Recently we had several IIS application hang crashes caused by thread locks. The threads were locked by calls to Sytem.Diagnostic.PerformanceCounter.NextValue. What we found was that under certain circumstances calls into this routine can block a thread for up to 21 minutes. The circumstances all deal with failures to read the registry due to contention or IO failures.
The root cause of our problem (why are certain performance registry keys unavailable for read/update) is still unknown. So as a temporary measure we removed calls to this method from our IIS application.
Analyzing Thread Blocks
We were really fortunate to have people with the technical skills in house that were comfortable using tools like IISDiag and WinDbg. This saved us a call to Microsoft Technical support.
We were able to capture some process dumps using IISDiag. We got lucky here because we were doing some work on a server when the problem occurred. This allowed us to manually dump the W3WP processes.
Once we had the processes dumped we could use WinDbg to analyze the threads. We found the following pattern with a number of our threads as highlighted by the stack dump below.
To the untrained eye this looks like a bunch of garbage (at least it did to me until I took the time to learn about WinDbg and stack dumps). What it is saying is that the thread has called the Win32 function Sleep from a try/catch exception handler in the System.Diagnostics.PerformanceMonitor.GetData routine. The exception originally occurred in the Microsoft.Win32.RegistryKey.InternalGetValue routine.
Putting the Thread to Sleep
So now we could see that System.Diagnostics.PerformanceMonitor.GetData was putting the thread to sleep. So with a little help from Red-Gate Reflector (this is one of those tools you must have in your bag as a .Net developer) I could see what is happening in that routine.

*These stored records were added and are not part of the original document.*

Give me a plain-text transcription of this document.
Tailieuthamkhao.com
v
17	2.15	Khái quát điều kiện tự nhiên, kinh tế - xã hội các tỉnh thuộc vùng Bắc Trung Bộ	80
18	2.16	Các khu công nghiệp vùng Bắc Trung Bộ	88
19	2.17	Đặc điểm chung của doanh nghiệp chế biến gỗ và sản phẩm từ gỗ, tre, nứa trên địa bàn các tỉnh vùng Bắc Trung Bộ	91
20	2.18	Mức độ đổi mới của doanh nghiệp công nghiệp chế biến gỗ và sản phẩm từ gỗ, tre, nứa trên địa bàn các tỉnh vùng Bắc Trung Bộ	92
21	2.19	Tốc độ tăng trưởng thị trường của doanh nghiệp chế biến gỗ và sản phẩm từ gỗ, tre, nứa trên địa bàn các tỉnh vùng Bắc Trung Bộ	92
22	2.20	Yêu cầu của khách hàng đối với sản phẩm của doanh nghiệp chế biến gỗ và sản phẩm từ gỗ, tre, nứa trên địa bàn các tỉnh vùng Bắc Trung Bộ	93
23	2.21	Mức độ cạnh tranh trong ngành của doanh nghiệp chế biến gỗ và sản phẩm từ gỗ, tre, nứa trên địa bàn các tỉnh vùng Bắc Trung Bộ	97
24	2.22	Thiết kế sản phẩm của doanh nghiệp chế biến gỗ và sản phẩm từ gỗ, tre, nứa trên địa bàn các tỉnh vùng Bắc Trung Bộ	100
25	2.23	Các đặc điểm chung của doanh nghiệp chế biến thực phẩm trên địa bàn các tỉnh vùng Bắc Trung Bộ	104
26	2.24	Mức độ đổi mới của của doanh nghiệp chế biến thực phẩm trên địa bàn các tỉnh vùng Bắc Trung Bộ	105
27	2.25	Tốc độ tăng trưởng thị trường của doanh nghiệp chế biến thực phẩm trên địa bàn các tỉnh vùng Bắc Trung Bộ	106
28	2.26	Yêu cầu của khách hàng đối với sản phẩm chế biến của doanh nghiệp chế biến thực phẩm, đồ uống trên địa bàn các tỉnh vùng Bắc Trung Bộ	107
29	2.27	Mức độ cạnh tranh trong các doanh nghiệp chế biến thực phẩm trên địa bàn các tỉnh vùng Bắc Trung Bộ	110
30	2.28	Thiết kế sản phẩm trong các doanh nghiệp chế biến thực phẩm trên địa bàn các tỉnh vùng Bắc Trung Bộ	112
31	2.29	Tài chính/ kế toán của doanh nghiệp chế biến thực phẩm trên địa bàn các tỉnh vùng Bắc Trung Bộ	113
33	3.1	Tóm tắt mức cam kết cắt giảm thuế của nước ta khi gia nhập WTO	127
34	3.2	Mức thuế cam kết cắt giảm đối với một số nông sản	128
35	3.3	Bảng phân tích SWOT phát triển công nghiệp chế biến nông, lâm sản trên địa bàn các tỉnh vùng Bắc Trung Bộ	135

Below is a snipit from that routine as decompiled by Red-Gate Reflector.
catch (IOException exception)
error = Marshal.GetHRForException(exception);
if (millisecondsTimeout == 0)
millisecondsTimeout = 10;
millisecondsTimeout *= 2;
So if one of the following Win32 Errors is the root cause for the IOException then the thread will go to sleep for some number of milliseconds.
|6||The handle is invalid.|
|1726||The remote procedure call failed.|
|1722||The RPC server is unavailable.|
|21||The device is not ready.|
|167||Unable to lock a region of a file.|
|170||The requested resource is in use.|
|258||The wait operation timed out.|
The thread is being put to sleep because the operation will be tried again (and again and again). That is because the routine has a “while” loop constructed.
int num = 0x11;
int millisecondsTimeout = 0;
int error = 0;
while (num > 0)
So what we discovered is this routine will try up to 17 times before it will finally just give up and throw an exception back up the call stack.
Well 17 tries is not so bad, but what is bad is the bit of code that doubles the sleep timeout every time the while loop is executed. The first puts the thread to sleep for 2 milliseconds, not bad. But if you execute all 17 iterations the thread will block for a little over 21 minutes. Very bad.
Ultimately we will find some sort of issue with our server that results in the registry keys or RPC calls to fail… so it will be on us. But whoever in the .Net Framework BCL team coded this routine to loop for 17 times and wait up to 21 minutes needs to be publicly flogged with hurtful words (which is what I am attempting to do in a pathetic way with this post). Hopefully this gets corrected in future versions.